4. In the advanced part, should we generate polynomial features first or standardize the data first? Explain your reasoning. (2%)

## Your answer to the questions
1. 36340.2482 + (4183.3429 * year) + (-3131.3262 * mileage) + (-1291.2512 * tax) + (-2573.7598 * mpg) + (5215.4466 * engineSize) + (-5136.1274 * model_ A Class) + (-7839.7146 * model_ B Class) + (-5721.5492 * model_ C Class) + (-6210.7999 * model_ CL Class) + (-5187.9780 * model_ CLA Class) + (-3020.2951 * model_ CLC Class) + (-1567.9213 * model_ CLK) + (-6095.3489 * model_ CLS Class) + (-4180.5088 * model_ E Class) + (53873.8685 * model_ G Class) + (-4173.7563 * model_ GL Class) + (-7399.4666 * model_ GLA Class) + (747.1302 * model_ GLB Class) + (-818.2329 * model_ GLC Class) + (1565.8302 * model_ GLE Class) + (4505.9866 * model_ GLS Class) + (1148.3186 * model_ M Class) + (-1133.8473 * model_ R Class) + (6323.3326 * model_ S Class) + (-5189.1113 * model_ SL CLASS) + (-2394.5984 * model_ SLK) + (-129.5069 * model_ V Class) + (-8256.3399 * model_ X-CLASS) + (-1209.6356 * model_180) + (-8928.2316 * model_200) + (-10010.5658 * model_220) + (26439.0693 * model_230) + (2124.1269 * transmission_Automatic) + (-40.9900 * transmission_Manual) + (-4196.2965 * transmission_Other) + (2113.1596 * transmission_Semi-Auto) + (-9635.6153 * fuelType_Diesel) + (2139.8923 * fuelType_Hybrid) + (15559.7937 * fuelType_Other) + (-8064.0708 * fuelType_Petrol)
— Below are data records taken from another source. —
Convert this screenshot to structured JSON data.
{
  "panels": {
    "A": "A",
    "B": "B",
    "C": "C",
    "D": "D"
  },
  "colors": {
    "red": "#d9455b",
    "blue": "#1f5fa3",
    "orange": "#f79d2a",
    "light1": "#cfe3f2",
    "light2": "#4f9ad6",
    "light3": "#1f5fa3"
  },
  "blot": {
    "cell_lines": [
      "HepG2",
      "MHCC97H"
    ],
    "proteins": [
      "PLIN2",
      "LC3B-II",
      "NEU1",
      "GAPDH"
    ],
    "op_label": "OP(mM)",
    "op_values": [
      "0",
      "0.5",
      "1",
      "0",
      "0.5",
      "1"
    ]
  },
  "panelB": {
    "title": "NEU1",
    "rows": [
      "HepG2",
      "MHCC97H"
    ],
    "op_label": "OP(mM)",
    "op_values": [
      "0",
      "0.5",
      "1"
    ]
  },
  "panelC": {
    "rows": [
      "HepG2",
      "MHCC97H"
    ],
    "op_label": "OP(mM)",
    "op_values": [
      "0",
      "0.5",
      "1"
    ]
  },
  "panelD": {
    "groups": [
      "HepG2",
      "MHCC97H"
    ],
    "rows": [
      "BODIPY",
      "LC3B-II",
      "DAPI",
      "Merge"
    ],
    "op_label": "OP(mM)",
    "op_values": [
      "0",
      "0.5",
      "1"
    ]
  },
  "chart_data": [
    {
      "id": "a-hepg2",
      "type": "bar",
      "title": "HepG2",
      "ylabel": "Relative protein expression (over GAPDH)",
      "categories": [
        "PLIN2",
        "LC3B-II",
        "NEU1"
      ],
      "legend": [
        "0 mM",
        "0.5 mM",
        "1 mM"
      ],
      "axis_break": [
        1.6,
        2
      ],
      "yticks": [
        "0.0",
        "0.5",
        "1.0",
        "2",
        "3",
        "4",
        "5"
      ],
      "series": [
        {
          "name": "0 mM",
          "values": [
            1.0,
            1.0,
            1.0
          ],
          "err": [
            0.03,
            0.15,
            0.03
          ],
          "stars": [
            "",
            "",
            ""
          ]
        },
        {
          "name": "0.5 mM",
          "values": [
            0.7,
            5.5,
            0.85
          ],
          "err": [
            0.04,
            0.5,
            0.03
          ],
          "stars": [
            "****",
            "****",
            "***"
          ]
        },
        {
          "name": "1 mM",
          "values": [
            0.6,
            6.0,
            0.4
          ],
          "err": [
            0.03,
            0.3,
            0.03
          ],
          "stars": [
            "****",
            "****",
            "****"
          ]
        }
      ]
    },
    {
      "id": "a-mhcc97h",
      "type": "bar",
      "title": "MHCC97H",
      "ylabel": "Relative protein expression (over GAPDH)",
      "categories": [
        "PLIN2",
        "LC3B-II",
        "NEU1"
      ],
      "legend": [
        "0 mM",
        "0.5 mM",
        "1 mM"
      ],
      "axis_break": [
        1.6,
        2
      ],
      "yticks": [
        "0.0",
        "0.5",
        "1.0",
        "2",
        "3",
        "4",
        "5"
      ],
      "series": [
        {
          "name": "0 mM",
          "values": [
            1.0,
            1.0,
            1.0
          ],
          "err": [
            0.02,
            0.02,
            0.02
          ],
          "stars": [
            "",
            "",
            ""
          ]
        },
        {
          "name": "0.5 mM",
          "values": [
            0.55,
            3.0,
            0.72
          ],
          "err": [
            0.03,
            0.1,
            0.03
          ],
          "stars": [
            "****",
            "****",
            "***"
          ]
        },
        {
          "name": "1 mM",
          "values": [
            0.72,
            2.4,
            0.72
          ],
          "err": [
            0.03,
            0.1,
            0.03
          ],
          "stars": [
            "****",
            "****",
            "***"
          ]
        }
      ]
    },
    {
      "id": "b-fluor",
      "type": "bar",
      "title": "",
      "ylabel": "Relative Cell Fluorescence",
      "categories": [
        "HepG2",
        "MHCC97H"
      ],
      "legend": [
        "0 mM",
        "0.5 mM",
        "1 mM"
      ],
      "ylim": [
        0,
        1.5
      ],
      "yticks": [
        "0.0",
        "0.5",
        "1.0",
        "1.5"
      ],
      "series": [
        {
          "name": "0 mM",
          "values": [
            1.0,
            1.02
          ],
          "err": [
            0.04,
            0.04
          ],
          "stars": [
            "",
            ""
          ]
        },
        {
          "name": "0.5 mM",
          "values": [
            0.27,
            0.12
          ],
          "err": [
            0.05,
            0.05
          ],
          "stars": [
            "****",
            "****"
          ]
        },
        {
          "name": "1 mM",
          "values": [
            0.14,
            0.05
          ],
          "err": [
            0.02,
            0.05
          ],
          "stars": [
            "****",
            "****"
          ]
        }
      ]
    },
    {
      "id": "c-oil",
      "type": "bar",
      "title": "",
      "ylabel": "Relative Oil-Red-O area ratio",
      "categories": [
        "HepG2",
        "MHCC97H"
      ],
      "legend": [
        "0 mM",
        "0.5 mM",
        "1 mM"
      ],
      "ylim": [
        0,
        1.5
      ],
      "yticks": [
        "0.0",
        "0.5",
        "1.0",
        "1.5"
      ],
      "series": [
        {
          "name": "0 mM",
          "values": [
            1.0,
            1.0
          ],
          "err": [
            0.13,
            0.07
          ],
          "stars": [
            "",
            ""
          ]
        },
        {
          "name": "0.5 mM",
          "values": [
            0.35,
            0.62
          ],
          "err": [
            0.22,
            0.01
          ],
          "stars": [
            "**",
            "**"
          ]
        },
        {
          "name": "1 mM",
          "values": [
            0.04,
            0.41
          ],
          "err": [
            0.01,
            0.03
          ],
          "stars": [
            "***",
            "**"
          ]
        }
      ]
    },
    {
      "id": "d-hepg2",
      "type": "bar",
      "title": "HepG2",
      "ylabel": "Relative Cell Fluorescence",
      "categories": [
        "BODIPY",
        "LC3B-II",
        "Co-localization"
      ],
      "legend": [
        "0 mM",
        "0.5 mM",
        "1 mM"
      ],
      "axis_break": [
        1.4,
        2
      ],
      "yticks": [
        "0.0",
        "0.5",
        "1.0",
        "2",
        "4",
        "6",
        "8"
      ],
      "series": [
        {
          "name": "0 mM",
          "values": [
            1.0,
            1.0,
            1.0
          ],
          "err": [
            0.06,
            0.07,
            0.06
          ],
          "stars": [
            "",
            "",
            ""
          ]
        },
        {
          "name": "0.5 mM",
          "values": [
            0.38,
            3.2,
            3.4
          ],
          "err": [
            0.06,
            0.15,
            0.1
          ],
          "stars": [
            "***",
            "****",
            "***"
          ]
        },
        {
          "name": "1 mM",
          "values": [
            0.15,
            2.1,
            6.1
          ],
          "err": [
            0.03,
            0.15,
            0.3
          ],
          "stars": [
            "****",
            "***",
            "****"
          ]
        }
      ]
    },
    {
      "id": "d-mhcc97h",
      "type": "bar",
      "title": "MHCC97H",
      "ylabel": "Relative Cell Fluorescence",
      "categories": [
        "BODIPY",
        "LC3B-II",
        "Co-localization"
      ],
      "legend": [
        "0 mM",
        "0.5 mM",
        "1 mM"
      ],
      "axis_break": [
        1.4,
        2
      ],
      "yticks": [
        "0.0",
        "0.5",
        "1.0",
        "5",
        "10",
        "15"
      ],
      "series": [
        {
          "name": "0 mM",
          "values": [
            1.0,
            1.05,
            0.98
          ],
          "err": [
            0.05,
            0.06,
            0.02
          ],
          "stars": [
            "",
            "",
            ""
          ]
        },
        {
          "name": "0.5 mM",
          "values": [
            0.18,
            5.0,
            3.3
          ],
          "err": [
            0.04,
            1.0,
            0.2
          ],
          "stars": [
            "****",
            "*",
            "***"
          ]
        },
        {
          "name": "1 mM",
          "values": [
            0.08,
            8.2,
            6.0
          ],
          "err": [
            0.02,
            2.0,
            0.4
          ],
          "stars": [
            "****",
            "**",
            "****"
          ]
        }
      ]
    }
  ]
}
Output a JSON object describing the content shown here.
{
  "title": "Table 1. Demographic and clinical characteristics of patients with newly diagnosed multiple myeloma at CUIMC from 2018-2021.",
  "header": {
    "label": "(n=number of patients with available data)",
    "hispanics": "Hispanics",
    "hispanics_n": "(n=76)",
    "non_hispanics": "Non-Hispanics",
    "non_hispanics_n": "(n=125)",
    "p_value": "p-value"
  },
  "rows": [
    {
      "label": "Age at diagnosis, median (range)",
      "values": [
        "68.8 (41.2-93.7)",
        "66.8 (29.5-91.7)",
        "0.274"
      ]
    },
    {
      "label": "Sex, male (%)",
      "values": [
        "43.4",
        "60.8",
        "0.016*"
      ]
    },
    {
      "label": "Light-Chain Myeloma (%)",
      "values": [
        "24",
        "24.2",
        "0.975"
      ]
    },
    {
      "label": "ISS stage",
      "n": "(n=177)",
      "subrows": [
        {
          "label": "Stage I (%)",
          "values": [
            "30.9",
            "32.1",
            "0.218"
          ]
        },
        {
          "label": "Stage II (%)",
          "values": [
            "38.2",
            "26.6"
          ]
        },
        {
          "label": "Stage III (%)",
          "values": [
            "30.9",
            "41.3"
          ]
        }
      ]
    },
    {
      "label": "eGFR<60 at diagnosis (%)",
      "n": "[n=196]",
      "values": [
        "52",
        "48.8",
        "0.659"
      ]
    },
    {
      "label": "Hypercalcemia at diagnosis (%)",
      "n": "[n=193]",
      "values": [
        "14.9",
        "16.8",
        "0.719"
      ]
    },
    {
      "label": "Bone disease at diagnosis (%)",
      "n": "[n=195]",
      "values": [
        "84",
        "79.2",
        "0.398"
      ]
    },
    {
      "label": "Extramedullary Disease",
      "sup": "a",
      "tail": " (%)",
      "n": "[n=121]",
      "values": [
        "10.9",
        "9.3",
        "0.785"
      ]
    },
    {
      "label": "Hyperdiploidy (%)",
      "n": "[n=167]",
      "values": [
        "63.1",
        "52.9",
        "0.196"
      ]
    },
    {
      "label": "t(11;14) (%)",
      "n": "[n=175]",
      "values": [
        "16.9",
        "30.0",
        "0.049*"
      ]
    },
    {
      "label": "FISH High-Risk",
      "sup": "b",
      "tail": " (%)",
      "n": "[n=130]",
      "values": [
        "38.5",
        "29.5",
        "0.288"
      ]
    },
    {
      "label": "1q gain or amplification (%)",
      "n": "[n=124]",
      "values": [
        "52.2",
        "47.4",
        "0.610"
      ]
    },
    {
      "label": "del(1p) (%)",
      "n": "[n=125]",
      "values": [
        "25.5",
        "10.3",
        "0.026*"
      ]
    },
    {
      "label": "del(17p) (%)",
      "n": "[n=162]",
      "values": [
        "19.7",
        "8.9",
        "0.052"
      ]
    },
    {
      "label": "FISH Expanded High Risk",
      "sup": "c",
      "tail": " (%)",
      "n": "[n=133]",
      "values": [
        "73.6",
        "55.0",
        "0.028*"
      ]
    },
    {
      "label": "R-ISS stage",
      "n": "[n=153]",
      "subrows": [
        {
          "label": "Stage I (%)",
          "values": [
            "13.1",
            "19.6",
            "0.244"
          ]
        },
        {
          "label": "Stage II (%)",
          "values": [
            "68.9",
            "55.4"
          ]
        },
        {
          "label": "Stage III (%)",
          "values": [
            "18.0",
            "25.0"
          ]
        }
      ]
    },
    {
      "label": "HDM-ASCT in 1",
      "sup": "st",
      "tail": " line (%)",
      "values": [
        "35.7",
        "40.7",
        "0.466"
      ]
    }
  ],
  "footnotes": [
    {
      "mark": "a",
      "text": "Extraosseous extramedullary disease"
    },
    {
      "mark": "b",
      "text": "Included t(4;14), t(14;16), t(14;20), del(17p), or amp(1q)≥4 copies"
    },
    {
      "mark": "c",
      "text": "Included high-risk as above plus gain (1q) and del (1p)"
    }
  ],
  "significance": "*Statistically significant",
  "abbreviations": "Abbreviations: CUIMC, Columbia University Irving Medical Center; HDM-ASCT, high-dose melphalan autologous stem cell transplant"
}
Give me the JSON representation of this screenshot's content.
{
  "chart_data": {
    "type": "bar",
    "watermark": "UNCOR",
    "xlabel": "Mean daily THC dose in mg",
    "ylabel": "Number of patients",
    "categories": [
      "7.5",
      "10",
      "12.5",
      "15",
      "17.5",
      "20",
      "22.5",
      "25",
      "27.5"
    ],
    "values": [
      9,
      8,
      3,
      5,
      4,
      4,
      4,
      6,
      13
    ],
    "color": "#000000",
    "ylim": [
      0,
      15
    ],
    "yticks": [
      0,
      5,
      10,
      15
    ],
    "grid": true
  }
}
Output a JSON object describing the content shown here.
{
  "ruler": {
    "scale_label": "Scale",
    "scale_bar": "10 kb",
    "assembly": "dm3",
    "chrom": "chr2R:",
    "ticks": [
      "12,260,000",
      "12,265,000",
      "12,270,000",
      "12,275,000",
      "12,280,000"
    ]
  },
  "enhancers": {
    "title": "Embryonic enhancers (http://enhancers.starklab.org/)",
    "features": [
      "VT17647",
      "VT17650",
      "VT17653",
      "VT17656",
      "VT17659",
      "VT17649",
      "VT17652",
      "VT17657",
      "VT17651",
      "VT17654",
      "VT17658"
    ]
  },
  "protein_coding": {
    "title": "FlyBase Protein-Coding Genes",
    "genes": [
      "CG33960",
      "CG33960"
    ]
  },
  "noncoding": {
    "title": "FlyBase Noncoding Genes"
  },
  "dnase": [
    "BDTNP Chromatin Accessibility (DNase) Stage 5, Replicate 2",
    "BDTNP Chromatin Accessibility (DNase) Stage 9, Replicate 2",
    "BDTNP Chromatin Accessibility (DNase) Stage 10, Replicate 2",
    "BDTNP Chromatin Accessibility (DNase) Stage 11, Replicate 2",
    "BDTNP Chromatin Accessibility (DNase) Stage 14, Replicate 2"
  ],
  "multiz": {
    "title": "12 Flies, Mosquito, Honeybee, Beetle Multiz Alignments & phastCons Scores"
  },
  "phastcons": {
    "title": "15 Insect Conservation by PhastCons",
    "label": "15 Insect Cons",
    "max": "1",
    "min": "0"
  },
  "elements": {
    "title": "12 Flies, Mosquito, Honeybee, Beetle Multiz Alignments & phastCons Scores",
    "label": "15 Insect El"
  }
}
2. Because we want to be able to compare features across the dataset. By standardizing each feature across samples, the model can obtain global information about what is “high” or “low” for each feature. Standardizing per sample would not help us find the patterns we want the model to learn.

3. Since our categories don't have any order, we use one-hot encoding so the model doesn’t mistakenly treat categories as bigger or smaller. It keeps them separate and equal. This is safer because regression will treat the values as if the categories are numeric and ordered in some way if we map each categorical value to an integer. This way, the coefficient on each one-hot variable directly tell us the contribution of that category relative to the baseline (treat them as individiual options), not based on numeric order

4. We should generate the polynomial features first, then standardize them. This is because polynomial features can be much larger or smaller than the original feature. If we only standardize the original features first, the new polynomial ones will result in very different ranges. By standardizing after expansion, the original and polynomial feature are on the same scale so the model avoids being biased to large-valued polynomial features and treats all features fairly.

# Save the Code File
Please save your code as a Jupyter Notebook file (Lab1.ipynb) and submit it to eeclass along with your prediction files (Lab1_basic.csv and Lab1_advanced.csv).